Ein Batteriespeicher mit 8 kWh Kapazität kostet zusätzlich 5.000 bis 8.000 Euro. Die Betriebskosten liegen bei 100 bis 500 Euro pro Jahr — für Wartung, Versicherung und gelegentliche Reinigung.

1.100–1.400 € / kWp Durchschnittliche Anlagenkosten 2026 für schlüsselfertige Installationen (photovoltaik.org, Finanztip)

Die Ertragsseite: Was produziert eine 8-kWp-Anlage?

In Deutschland erzeugt ein Kilowattpeak installierter Leistung im Jahresmittel rund 1.000 Kilowattstunden Strom. In Süddeutschland — Baden-Württemberg, Bayern — sind es dank höherer Sonneneinstrahlung bis zu 1.100 kWh. Eine 8-kWp-Anlage in Schorndorf kommt also auf etwa 8.000 bis 8.800 kWh pro Jahr.

Bei einem Strompreis von 37 Cent pro Kilowattstunde entspricht das einem Gegenwert von 2.960 bis 3.256 Euro pro Jahr — vorausgesetzt, Sie verbrauchen den gesamten Strom selbst. Realistisch ist das ohne Speicher nicht.

Die Eigenverbrauchsquote: Der entscheidende Hebel

Ohne Batteriespeicher liegt der Eigenverbrauchsanteil einer typischen Anlage bei 25 bis 35 Prozent. Der Rest wird ins Netz eingespeist und mit der Einspeisevergütung von aktuell rund 7,94 Cent pro Kilowattstunde vergütet — deutlich weniger als die 37 Cent, die Sie für Netzstrom zahlen.

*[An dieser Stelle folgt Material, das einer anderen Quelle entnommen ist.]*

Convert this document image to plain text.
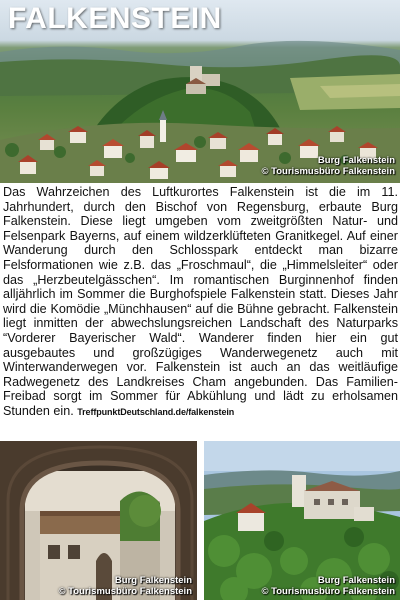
FALKENSTEIN
Burg Falkenstein
© Tourismusbüro Falkenstein

Das Wahrzeichen des Luftkurortes Falkenstein ist die im 11. Jahrhundert, durch den Bischof von Regensburg, erbaute Burg Falkenstein. Diese liegt umgeben vom zweitgrößten Natur- und Felsenpark Bayerns, auf einem wildzerklüfteten Granitkegel. Auf einer Wanderung durch den Schlosspark entdeckt man bizarre Felsformationen wie z.B. das „Froschmaul“, die „Himmelsleiter“ oder das „Herzbeutelgässchen“. Im romantischen Burginnenhof finden alljährlich im Sommer die Burghofspiele Falkenstein statt. Dieses Jahr wird die Komödie „Münchhausen“ auf die Bühne gebracht. Falkenstein liegt inmitten der abwechslungsreichen Landschaft des Naturparks “Vorderer Bayerischer Wald“. Wanderer finden hier ein gut ausgebautes und großzügiges Wanderwegenetz auch mit Winterwanderwegen vor. Falkenstein ist auch an das weitläufige Radwegenetz des Landkreises Cham angebunden. Das Familien-Freibad sorgt im Sommer für Abkühlung und lädt zu erholsamen Stunden ein. TreffpunktDeutschland.de/falkenstein

Burg Falkenstein
© Tourismusbüro Falkenstein
Burg Falkenstein
© Tourismusbüro Falkenstein
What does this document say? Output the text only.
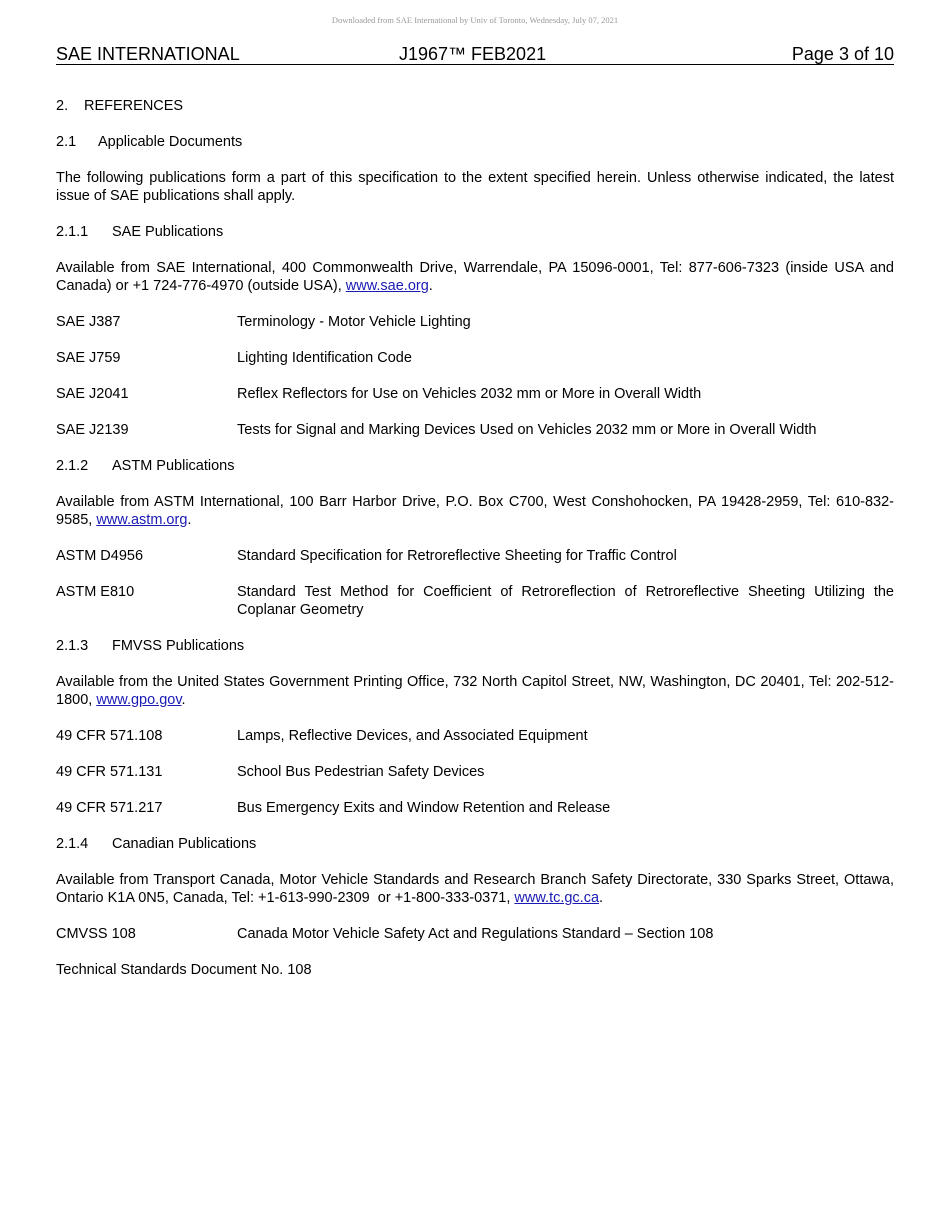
Downloaded from SAE International by Univ of Toronto, Wednesday, July 07, 2021
SAE INTERNATIONAL	J1967™ FEB2021	Page 3 of 10

2. REFERENCES

2.1 Applicable Documents

The following publications form a part of this specification to the extent specified herein. Unless otherwise indicated, the latest issue of SAE publications shall apply.

2.1.1 SAE Publications

Available from SAE International, 400 Commonwealth Drive, Warrendale, PA 15096-0001, Tel: 877-606-7323 (inside USA and Canada) or +1 724-776-4970 (outside USA), www.sae.org.

SAE J387	Terminology - Motor Vehicle Lighting
SAE J759	Lighting Identification Code
SAE J2041	Reflex Reflectors for Use on Vehicles 2032 mm or More in Overall Width
SAE J2139	Tests for Signal and Marking Devices Used on Vehicles 2032 mm or More in Overall Width

2.1.2 ASTM Publications

Available from ASTM International, 100 Barr Harbor Drive, P.O. Box C700, West Conshohocken, PA 19428-2959, Tel: 610-832-9585, www.astm.org.

ASTM D4956	Standard Specification for Retroreflective Sheeting for Traffic Control
ASTM E810	Standard Test Method for Coefficient of Retroreflection of Retroreflective Sheeting Utilizing the Coplanar Geometry

2.1.3 FMVSS Publications

Available from the United States Government Printing Office, 732 North Capitol Street, NW, Washington, DC 20401, Tel: 202-512-1800, www.gpo.gov.

49 CFR 571.108	Lamps, Reflective Devices, and Associated Equipment
49 CFR 571.131	School Bus Pedestrian Safety Devices
49 CFR 571.217	Bus Emergency Exits and Window Retention and Release

2.1.4 Canadian Publications

Available from Transport Canada, Motor Vehicle Standards and Research Branch Safety Directorate, 330 Sparks Street, Ottawa, Ontario K1A 0N5, Canada, Tel: +1-613-990-2309  or +1-800-333-0371, www.tc.gc.ca.

CMVSS 108	Canada Motor Vehicle Safety Act and Regulations Standard – Section 108

Technical Standards Document No. 108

Mit einem passenden Speicher steigt der Eigenverbrauch auf 60 bis 70 Prozent. Die Rechnung verändert sich dramatisch:

7 bis 10 Jahre Typische Amortisationszeit einer Solaranlage in Deutschland bei aktuellen Strompreisen (Sparkasse / Finanztip, 2026)

Die Amortisationsformel zum Nachrechnen

Die einfache Amortisationszeit berechnet sich so:

Amortisation (Jahre) = Gesamtkosten der Anlage / Jährlicher finanzieller Vorteil

Beispiel ohne Speicher: 16.000 € / 1.333 € = 12 Jahre. Beispiel mit Speicher (Gesamtkosten 22.000 €): 22.000 € / 2.263 € = 9,7 Jahre. Berücksichtigt man die Einspeisevergütung über 20 Jahre und die steigenden Strompreise, verkürzt sich die reale Amortisation weiter.

Nach der Amortisation produziert die Anlage noch 15 bis 20 Jahre lang Strom — praktisch zum Nulltarif. Die Betriebskosten von 100 bis 500 Euro pro Jahr sind im Verhältnis zur Ersparnis marginal.

Was die Rechnung beeinflusst

Vier Faktoren bestimmen, ob Ihre Anlage eher 7 oder eher 14 Jahre braucht:

Die Einspeisevergütung: 20 Jahre Sicherheit

Wer 2026 eine Anlage in Betrieb nimmt, sichert sich den aktuellen Einspeisevergütungssatz für 20 Jahre. Das EEG garantiert diese Vergütung ab Inbetriebnahme — unabhängig von künftigen politischen Entscheidungen. Für Anlagen bis 10 kWp liegt der Satz bei rund 7,94 Cent pro Kilowattstunde für den nicht selbst verbrauchten Strom.

Das ist kein Reichtum — aber es ist eine garantierte Einnahme über zwei Jahrzehnte. Und es macht die Anlage auch dann wirtschaftlich, wenn der Eigenverbrauch geringer ausfällt als geplant.